Posted by やっちん at 2014年11月13日 14:12
やっちんさんへ
ご質問ありがとうございます。
But you found the keys to his clothes? の to は、find A to B の形ではなくて、the keys to his clothes のように、keys とセットになっている to となります。
「〜の鍵、キー」と言いたい場合、「〜の」というイメージから、日本人なら何となく、a key of... と of を使いたくなりがちですが、実際の英語ではこのように、a key/keys to ... と to を使います。
その手には引っかからないぞ フレンズ5-8その6
http://sitcom-friends-eng.seesaa.net/article/388471682.html
では、
モニカ: Dad, give me the keys to your Porsche! (パパ、パパのポルシェのキーをちょうだい!)
というセリフがありましたが、ここでも「ポルシェのキー」は、the keys to your Porsche のように to が使われていますね。

ですから、誰かのポルシェのキーを見つけてポルシェの持ち主のふりをしていたジョーイをからかう感じで、「ポルシェは持ち主の元に帰ったみたいだけど、今度はジョーイは”ポルシェの服の鍵”を見つけて、だからそんな服を着てるのか?」みたいに言ったことになります。
本来、服には鍵、キーなどは必要ありませんので、「服の鍵」という表現そのものはナンセンスなのですが、
「ジョーイがポルシェの鍵を見つけたことで、ポルシェの持ち主のふりをした」ことから、
「今ジョーイが、そんな「ポルシェ(ロゴ入り)の服」を着てるってことは、今度は「ポルシェの鍵」じゃなくて、「ポルシェの服の鍵」を見つけたのか?」とからかった
ということですね。

上にも書いたように、「服の鍵」(という言葉)が「現実にはあり得ないもの」なので、ピンときにくい部分だったと思います(^^)
Posted by Rach at 2014年11月13日 15:49
Rachさん

確かに「〜の鍵」だったらofを使いたくなります!こういう時はtoなんですね。
っていうかRachさんの解説は全部見ているんですが覚えていませんでした。

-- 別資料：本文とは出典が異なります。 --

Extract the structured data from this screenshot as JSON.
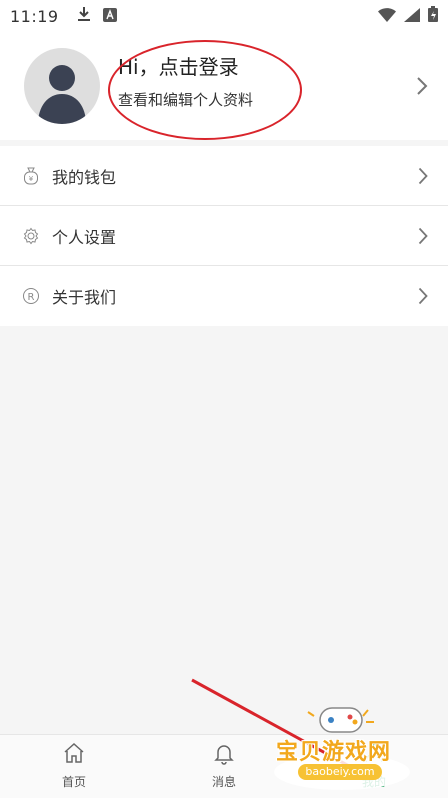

その時には引っかからなかったんだろうか・・・謎です。「服の鍵」っていうのも全然ピンと来なくて余計に判らなくなってしまいました。今回こんなことでお聞きしていいのかだいぶ迷ったんですが、いろいろ調べてもどうしても判らず気になってしまいました。
こういうニュアンスがピンと来るようになるともっと理解が深まるんでしょうね〜さすがはRachさんです!ありがとうございました。
Posted by やっちん at 2014年11月14日 20:38
やっちんさんへ
ご丁寧なお返事ありがとうございます。

私がフレンズのセリフで、a key to という表現を見た時に、「私なら of を使ってしまいそうだな」と思ったのです。そんな風に「of じゃなくて、to なんだ〜!」と自分で思った経験があると、その後にその表現を見た時に、「うん、やっぱり a key to になってる!」と確認できたりして、さらにその表現が強く刻まれていくんですね。
「日本人っぽい思い込み」を修正してもらうには、生きた英語に当たるのが一番だな、と改めて思います。

たまたま、やっちんさんからお返事をいただいた後に、日清カップヌードルのCMを見たのですが、そのCMに the key to というフレーズが出てきていました。何だかタイムリーなので^^ ご紹介させていただきますね。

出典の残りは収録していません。